Monthly Archives: June 2011

  • Gigante (Giant) Adrian Biniez (Uruguay 2009)

    Gigante (Giant) Adrian Biniez (Uruguay 2009) Horatio Comandelle; Leonor Svareas

    Viewed Star and Shadow Cinema 9 June ’11; ticket £5

    Love conquers all….

    Gigante (G) won its director Adrian Biniez (AB) a Silver Bear at the Berlin FF 2009. An award that tends to confirm the abandonment by the German film industry of any semblance of maintaining or taking forward the particular expressive language developed by German film makers. Mainstream German film has embraced Hollywood as its model and exemplar of how to put image onto screen. G is a ‘cute’ film.

    The final shot of G says everything about its underlying message. Final shots are sometimes irrelevant to a film’s actual purpose and impact. It’s often the case that final shots are grafted onto the body of a film as a formulaic means of gratifying an externalised power such as government censors, executive producers broadcasters etc. This is not the case with G whose final shot confirms it as a bourgeois apologia that fails to be consistent even in terms of its own script.

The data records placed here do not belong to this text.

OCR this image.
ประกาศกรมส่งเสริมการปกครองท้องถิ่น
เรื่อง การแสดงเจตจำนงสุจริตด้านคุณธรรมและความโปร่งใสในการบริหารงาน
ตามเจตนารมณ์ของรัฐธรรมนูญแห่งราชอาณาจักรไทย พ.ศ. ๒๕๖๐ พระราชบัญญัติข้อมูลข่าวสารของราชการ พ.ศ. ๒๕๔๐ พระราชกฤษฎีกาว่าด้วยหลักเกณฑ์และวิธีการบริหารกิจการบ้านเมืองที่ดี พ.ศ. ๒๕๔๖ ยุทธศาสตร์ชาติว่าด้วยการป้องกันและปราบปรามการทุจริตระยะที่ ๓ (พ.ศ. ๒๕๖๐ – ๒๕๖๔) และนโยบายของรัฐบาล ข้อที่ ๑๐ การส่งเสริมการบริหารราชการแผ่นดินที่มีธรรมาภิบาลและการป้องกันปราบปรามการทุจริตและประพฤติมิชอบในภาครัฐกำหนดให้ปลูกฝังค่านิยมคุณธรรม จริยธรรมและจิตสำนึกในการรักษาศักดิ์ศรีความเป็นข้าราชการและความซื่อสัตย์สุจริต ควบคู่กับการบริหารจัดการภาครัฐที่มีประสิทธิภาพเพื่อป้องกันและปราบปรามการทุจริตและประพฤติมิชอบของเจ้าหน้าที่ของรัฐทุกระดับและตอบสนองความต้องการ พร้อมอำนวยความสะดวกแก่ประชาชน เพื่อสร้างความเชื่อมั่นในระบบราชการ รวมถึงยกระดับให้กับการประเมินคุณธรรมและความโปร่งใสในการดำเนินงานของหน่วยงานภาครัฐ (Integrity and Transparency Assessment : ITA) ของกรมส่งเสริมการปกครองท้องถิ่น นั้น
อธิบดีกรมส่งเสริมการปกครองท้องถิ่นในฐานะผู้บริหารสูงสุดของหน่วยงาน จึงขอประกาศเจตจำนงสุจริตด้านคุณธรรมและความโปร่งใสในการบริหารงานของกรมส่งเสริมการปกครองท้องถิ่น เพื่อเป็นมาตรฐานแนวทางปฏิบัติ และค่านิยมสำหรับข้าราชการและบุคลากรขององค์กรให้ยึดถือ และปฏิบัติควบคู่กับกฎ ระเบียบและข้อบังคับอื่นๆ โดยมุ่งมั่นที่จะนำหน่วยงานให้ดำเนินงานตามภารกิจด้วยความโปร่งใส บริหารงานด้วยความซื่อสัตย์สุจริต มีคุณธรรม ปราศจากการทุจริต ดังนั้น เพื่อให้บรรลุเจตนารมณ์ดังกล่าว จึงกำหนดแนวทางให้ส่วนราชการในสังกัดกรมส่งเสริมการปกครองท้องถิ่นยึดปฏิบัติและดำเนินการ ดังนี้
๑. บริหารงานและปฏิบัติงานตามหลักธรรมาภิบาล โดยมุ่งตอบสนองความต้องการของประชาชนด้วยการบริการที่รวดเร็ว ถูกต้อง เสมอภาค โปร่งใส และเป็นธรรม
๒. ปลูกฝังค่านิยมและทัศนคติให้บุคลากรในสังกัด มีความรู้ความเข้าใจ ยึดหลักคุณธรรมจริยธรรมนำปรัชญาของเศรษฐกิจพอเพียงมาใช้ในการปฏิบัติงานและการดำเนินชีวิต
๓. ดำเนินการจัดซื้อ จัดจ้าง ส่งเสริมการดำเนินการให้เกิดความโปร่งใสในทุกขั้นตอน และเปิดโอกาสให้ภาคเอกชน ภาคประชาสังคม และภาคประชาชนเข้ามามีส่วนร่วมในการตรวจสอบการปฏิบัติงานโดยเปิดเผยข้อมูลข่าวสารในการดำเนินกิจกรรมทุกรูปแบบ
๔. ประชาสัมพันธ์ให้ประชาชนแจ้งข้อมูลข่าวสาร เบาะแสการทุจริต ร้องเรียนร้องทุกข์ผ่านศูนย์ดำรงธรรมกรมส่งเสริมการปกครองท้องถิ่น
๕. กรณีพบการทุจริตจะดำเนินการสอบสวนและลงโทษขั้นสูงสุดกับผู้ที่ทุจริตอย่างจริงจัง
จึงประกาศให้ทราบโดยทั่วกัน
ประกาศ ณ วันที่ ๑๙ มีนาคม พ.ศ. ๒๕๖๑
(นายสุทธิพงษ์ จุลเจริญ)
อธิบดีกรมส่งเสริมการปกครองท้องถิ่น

The eponymous protagonist, G, finally makes contact the woman he has been stalking throughout the film. At the beach he approaches her from behind makes eye contact with her and sits down beside her. Cue: fade up music which comprises a sort of mushy latino pulp rhythm which sees out the shot and is laid over the end credits. But what we know about these two people is that they are both big heavy metal fans. The film’s logic points to a heavy metal soundtrack over the final romantic shot. But the film has sold out to a soft focus romantic closure. Heavy metal at this point might suggest other outcomes and ways in which their relationship might be defined. AB goes for the cute message.

    The initial sequences of G establish the protagonist in locations and situations that are familiar yet ‘other’ in their potential. We see the world of the gigantic hypermarket at night with its phalanx of cleaners, bakers, stackers supervisors and security men. A world of the night, a hidden world, veiled from the sight of the consumers who shop there during its opening hours. A night time world with its own values and perspective. Contrasting the world of night is the night worker’s world of day, dominated by daytime TV through which portal streams a culture of undifferentiated babble of image sound and information.

    These initial locations and situations are not developed expressively for their innate potential to form or suggest significance. They are simply devices. The Giant’s job is to monitor the screens of the cctv security system. Like Andrea Arnold’s similar protagonist in Red Row, cctv screens, acts of surveillance are just mechanisms exploited to put the plot into drive. In Red Row and Gigante surveillance has no filmic purpose. Unlike Coppola’s Conversation where the act of surveillance probes state of mind and forms a sheaf about the content.

    On the evidence of Gigante AB shares Hollywood’s core values in relation to drama: it functions to normalise life and to absorb the other into the mainstream. The typical narrative framework involves a personal overcoming. It is all subjectivity.

    AB in making G uses the mechanics of his plot to appropriate the ‘other’ and massage it into the mainstream schema of appearances and affects. The world of the alienated and marginal is neutralised and rendered comfortable. The core of the film is G’s obsessive pursuit of the cleaner, Julia or rather the image of the cleaner, because this story is about image not the actual. The cleaner is an image emptied of meaning, a figure from a poster who might step out of the billboard and walk the streets. Except of course she never loses her mono dimensionality.

    G is obsessive not just about the cleaner but also about his fitness regime. A daily sweated work out and the image of a pin up girl: it’s like the guy’s in prison, And in significant ways he is, but Gigante ignores this layer of possibility opting to show that the way out is through a romantic relationship AB’s purpose is not to explore state of mind or context but simply to show that a force called love can transform situations and redeem. The world of alienation and marginality is annexed by Hollywood’s favourite mechanism: falling in love with a one dimensional being. In which state the smitten is endowed with the ability to overcome. It’s a fake proposal from a film that twists the reality it establishes into Hollywood fantasial tale.

    Obsession with the image of another can never have a good ending: there is only the possibility of frustration disappointment disenchantment. Psychic investment along such a narrowed channel can only lead to an explosion of some sort, not necessarily externally violent, sometimes internally shattering. Gigante as a film grounded in obsession with image but content to ignore its implications, is a malevolent fabrication, a lie.